The loss ended the Canucks 12-game point streak.

“I was very impressed [with the defensive effort],” Ullmark said. “We said that beforehand that it wasn’t tolerable to do what we did last game (a 4-1 loss to the Calgary Flames on Tuesday), and the guys really took it to heart. We came out there flying. Obviously, you see [Brad Marchand], he goes out there and scores a highlight-reel goal, and after that we just kept on going.”

Boston improved to 32-10-9.

“[We] didn’t give up odd-man rushes,” Bruins coach Jim Montgomery said. “I think that was the most pleasant thing because when you’re with a lead, you don’t want to give them opportunities to get back in it either by taking penalties or giving up odd-man rushes, and I liked the way we continued to hang on to pucks in the offensive zone.”

The Bruins took control of the game in the opening stanza and never released it.

Brad Marchand staked Boston to a 1-0 lead with 32 seconds gone in the first.

“I need to make a better play there,” Demko said. “I was trying to just get it over to [Quinn Hughes], I just put a little too much mustard on it.
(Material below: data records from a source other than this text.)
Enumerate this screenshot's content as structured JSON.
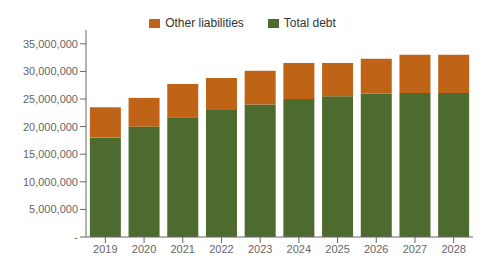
{
  "chart_data": {
    "type": "bar",
    "stacked": true,
    "categories": [
      "2019",
      "2020",
      "2021",
      "2022",
      "2023",
      "2024",
      "2025",
      "2026",
      "2027",
      "2028"
    ],
    "series": [
      {
        "name": "Total debt",
        "color": "#4d6b2e",
        "values": [
          18000000,
          20000000,
          21700000,
          23000000,
          24000000,
          25000000,
          25500000,
          26000000,
          26100000,
          26100000
        ]
      },
      {
        "name": "Other liabilities",
        "color": "#bf6317",
        "values": [
          5500000,
          5200000,
          6000000,
          5800000,
          6100000,
          6500000,
          6000000,
          6300000,
          6900000,
          6900000
        ]
      }
    ],
    "ylim": [
      0,
      37500000
    ],
    "yticks": [
      {
        "value": 0,
        "label": "-"
      },
      {
        "value": 5000000,
        "label": "5,000,000"
      },
      {
        "value": 10000000,
        "label": "10,000,000"
      },
      {
        "value": 15000000,
        "label": "15,000,000"
      },
      {
        "value": 20000000,
        "label": "20,000,000"
      },
      {
        "value": 25000000,
        "label": "25,000,000"
      },
      {
        "value": 30000000,
        "label": "30,000,000"
      },
      {
        "value": 35000000,
        "label": "35,000,000"
      }
    ],
    "grid": false,
    "legend": "top"
  }
}
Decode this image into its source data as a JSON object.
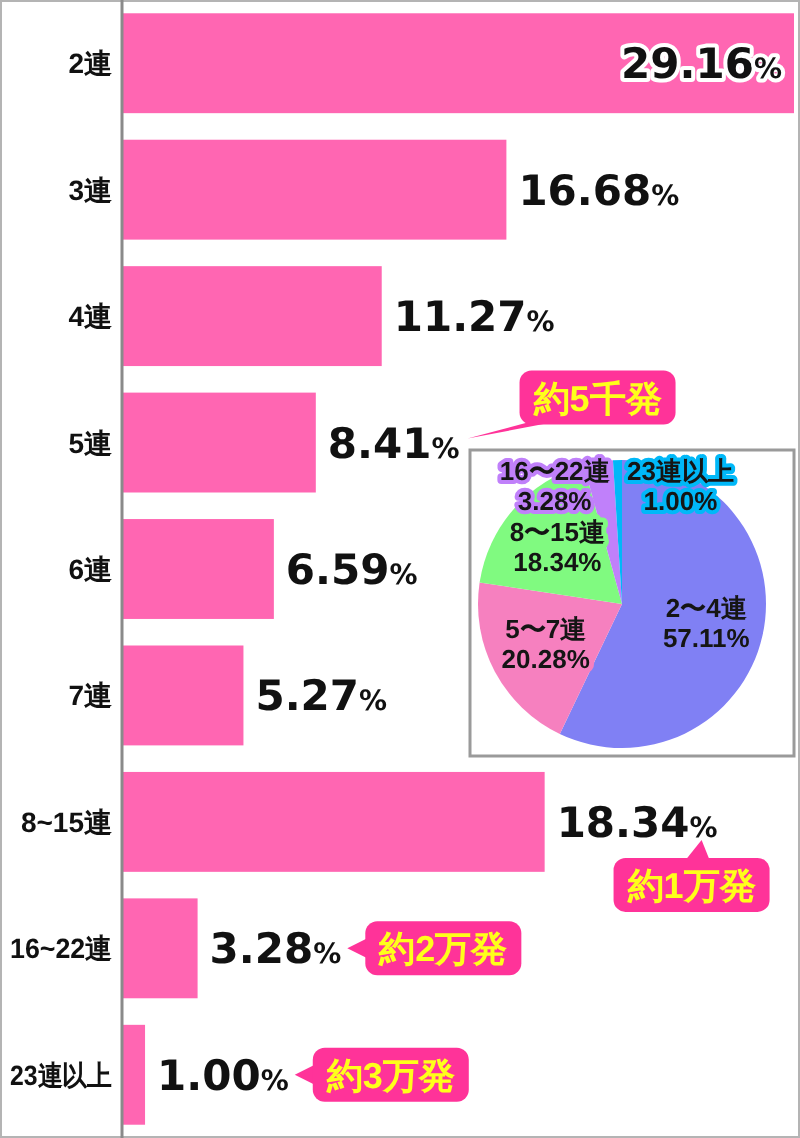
{
  "chart_data": [
    {
      "type": "bar",
      "orientation": "horizontal",
      "categories": [
        "2連",
        "3連",
        "4連",
        "5連",
        "6連",
        "7連",
        "8~15連",
        "16~22連",
        "23連以上"
      ],
      "values": [
        29.16,
        16.68,
        11.27,
        8.41,
        6.59,
        5.27,
        18.34,
        3.28,
        1.0
      ],
      "color": "#ff66b2",
      "value_labels": [
        "29.16%",
        "16.68%",
        "11.27%",
        "8.41%",
        "6.59%",
        "5.27%",
        "18.34%",
        "3.28%",
        "1.00%"
      ],
      "annotations": [
        "約5千発",
        "約1万発",
        "約2万発",
        "約3万発"
      ]
    },
    {
      "type": "pie",
      "categories": [
        "2〜4連",
        "5〜7連",
        "8〜15連",
        "16〜22連",
        "23連以上"
      ],
      "values": [
        57.11,
        20.28,
        18.34,
        3.28,
        1.0
      ],
      "colors": [
        "#8080f4",
        "#f680bf",
        "#80fa80",
        "#c080fa",
        "#00b8f8"
      ],
      "value_labels": [
        "57.11%",
        "20.28%",
        "18.34%",
        "3.28%",
        "1.00%"
      ]
    }
  ]
}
It’s an unfortunate play by me, so I take responsibility for it.”

Danton Heinen  pushed the lead to 2-0 at 15:37.

“Our penalty kill hasn’t been up to par from where we started this year,” Coyle said. “So that, to me, we wanted to get better at. You’re not looking to score on the [penalty kill]. When the time is right, the opportunity presents itself. You jump to those, but it just happened to work out that way because I think we’re playing the right way.”
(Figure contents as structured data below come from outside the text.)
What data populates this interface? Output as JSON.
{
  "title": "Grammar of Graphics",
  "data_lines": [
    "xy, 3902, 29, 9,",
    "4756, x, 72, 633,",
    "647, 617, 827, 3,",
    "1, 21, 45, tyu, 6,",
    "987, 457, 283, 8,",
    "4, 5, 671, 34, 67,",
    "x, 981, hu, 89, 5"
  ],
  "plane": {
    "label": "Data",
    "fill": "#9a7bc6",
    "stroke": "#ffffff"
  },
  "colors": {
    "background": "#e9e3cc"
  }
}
Vancouver dropped to 34-12-5.

“It’s our first [regulation] loss in a while, so if you’re going to lose, I guess you’re going to throw a dud. That was a dud,” Canucks coach Rick Tocchet said. “I mean, two short-handed goals [allowed], you can’t have that. It’s obviously a learning lesson.”
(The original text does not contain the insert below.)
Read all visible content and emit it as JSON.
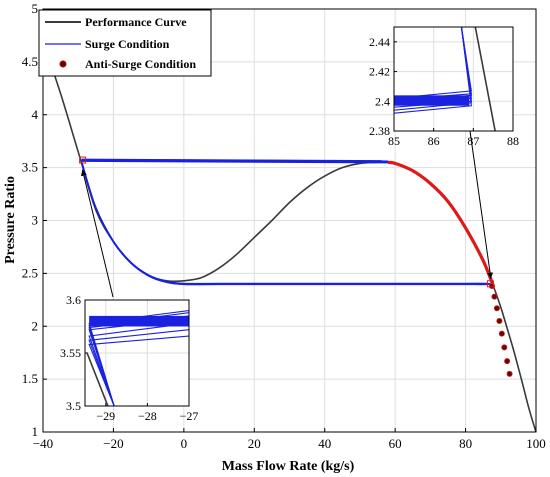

In the middle frame, the Bruins scored twice in a 15-second span to put the game out of reach.

The two goals were scored in the first minute of the second period.

Morgan Geekie hit for the first of the pair at 34 seconds into the middle frame for a 3-0 advantage to Boston.

“It’s a good challenge for us to kind of battle test us here,” Bruins defenseman Hampus Lindholm said. “We talk about the process here, it’s just one hockey game. We look forward to more training and getting to the next game, but of course [Vancouver’s] a really good hockey team, so we played them really well.”

Pavel Zacha stretched the lead to 4-0 at the 49 second mark of the period.

Thatcher Demko made 21 saves in the loss.

“Credit to [the Bruins], they stuck to their game,” Hughes said. “But also, I mean, we can’t give them two short-handed goals and then the two goals that we gave them in the second are kind of our own mistakes. So they didn’t do anything necessarily too [well], it was just us shooting [ourselves] in the foot.”